Monday, December 13, 2010

Obtuse Over Obligation



To be obligated is a sticky feeling. It is so difficult to move ahead, to enjoy, to take time for whatever else is distracting you whilst the obligation hangs over your head: Got to write to so and so; must phone him or her; should see that one or this one; have to buy a present for when I see…. And the time slips away and the intentions become so intense that sometime you can swear you actually did send that card. Really! A difficult thing, obligation. Birthdays. Christmas. Special events. Things that one must remember to…
The Christmas letters from others arrive. In January we did this, in February we did that. Then there’s this one’s health and that one’s wedding, and… one wonders where the time got to. So much of life wrapped up in those annual reports. Each day is as important as the next, really, yet of all of the weeks and months the isolated moments are those we feel others may like to hear (or at least those that we feel we’d like others to hear!) and we send them or receive them and hope our missives may be answered, privately, individually, caringly, personally.

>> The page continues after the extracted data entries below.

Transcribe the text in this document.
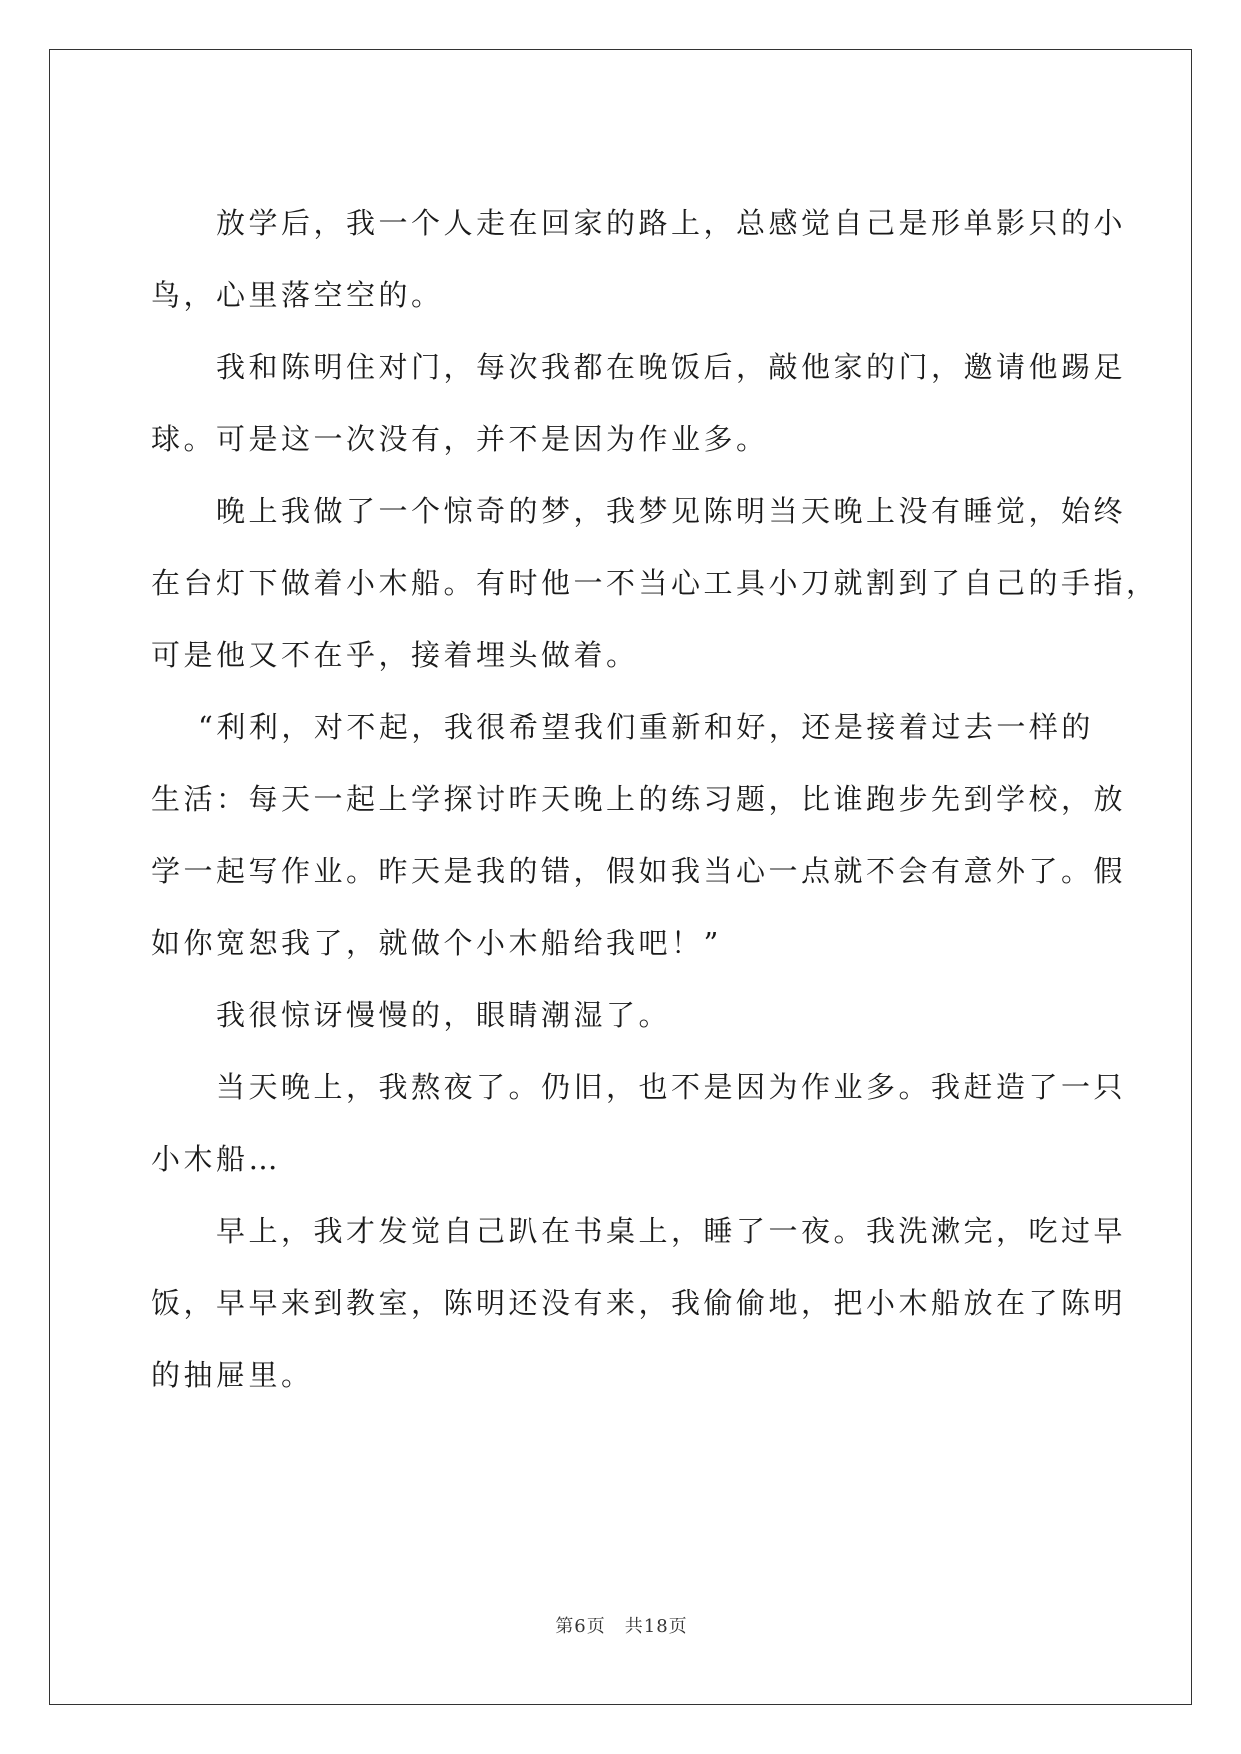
放学后，我一个人走在回家的路上，总感觉自己是形单影只的小
鸟，心里落空空的。
我和陈明住对门，每次我都在晚饭后，敲他家的门，邀请他踢足
球。可是这一次没有，并不是因为作业多。
晚上我做了一个惊奇的梦，我梦见陈明当天晚上没有睡觉，始终
在台灯下做着小木船。有时他一不当心工具小刀就割到了自己的手指，
可是他又不在乎，接着埋头做着。
“利利，对不起，我很希望我们重新和好，还是接着过去一样的
生活：每天一起上学探讨昨天晚上的练习题，比谁跑步先到学校，放
学一起写作业。昨天是我的错，假如我当心一点就不会有意外了。假
如你宽恕我了，就做个小木船给我吧！”
我很惊讶慢慢的，眼睛潮湿了。
当天晚上，我熬夜了。仍旧，也不是因为作业多。我赶造了一只
小木船…
早上，我才发觉自己趴在书桌上，睡了一夜。我洗漱完，吃过早
饭，早早来到教室，陈明还没有来，我偷偷地，把小木船放在了陈明
的抽屉里。
第6页　共18页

There were over 100 friends at my wedding. There are over 100 friends I work with. There are over 700 students a year that I know by name. There are more than 100 theatre friends. There are other intimate personal friends, along with couples as friends and then business associates and overseas connections, and then there’s, oh yes, also the family, my family, her family, and our family. And the sheer volume of correspondence to each, if all of us did write, would take up hours of writing and reading. So we hope that somehow people just know we love them, we care for them, we think often of them, we consider and pray for their welfare, we hope the best for their futures and we may even treasure the past, but we can scarce write to each and every one, we can scarce send a card to each and every one, and perhaps all too true for most of us, we even can scarce spare much of a thought for each and every one. Ever flipped through an old address book? Gee, when did I last…?
Thing is, obligation would have us send the card, ensure the contact, reach out, buy the present, and even go and visit, and that sense of obligation is rather sad, for me. The commercialization of obligation is both subtle and crass. It yells at me from the department stores and the TV, and it lurks at me from the seat of my heart where I feel its laziness to get up and go write the letter, make the call, lick the stamp, walk it to the post-box. Even an e-mail, given the volume of correspondents, has become too much; and so we send the generic letter, posting it out to all and sundry, basically stating a really significant truth, for me: When I see you, I love you very much. Always.
Merry Christmas! Happy Birthday. Bless the Occasion! And to all, may every day be bright, and every sleep a very good night!  G’night!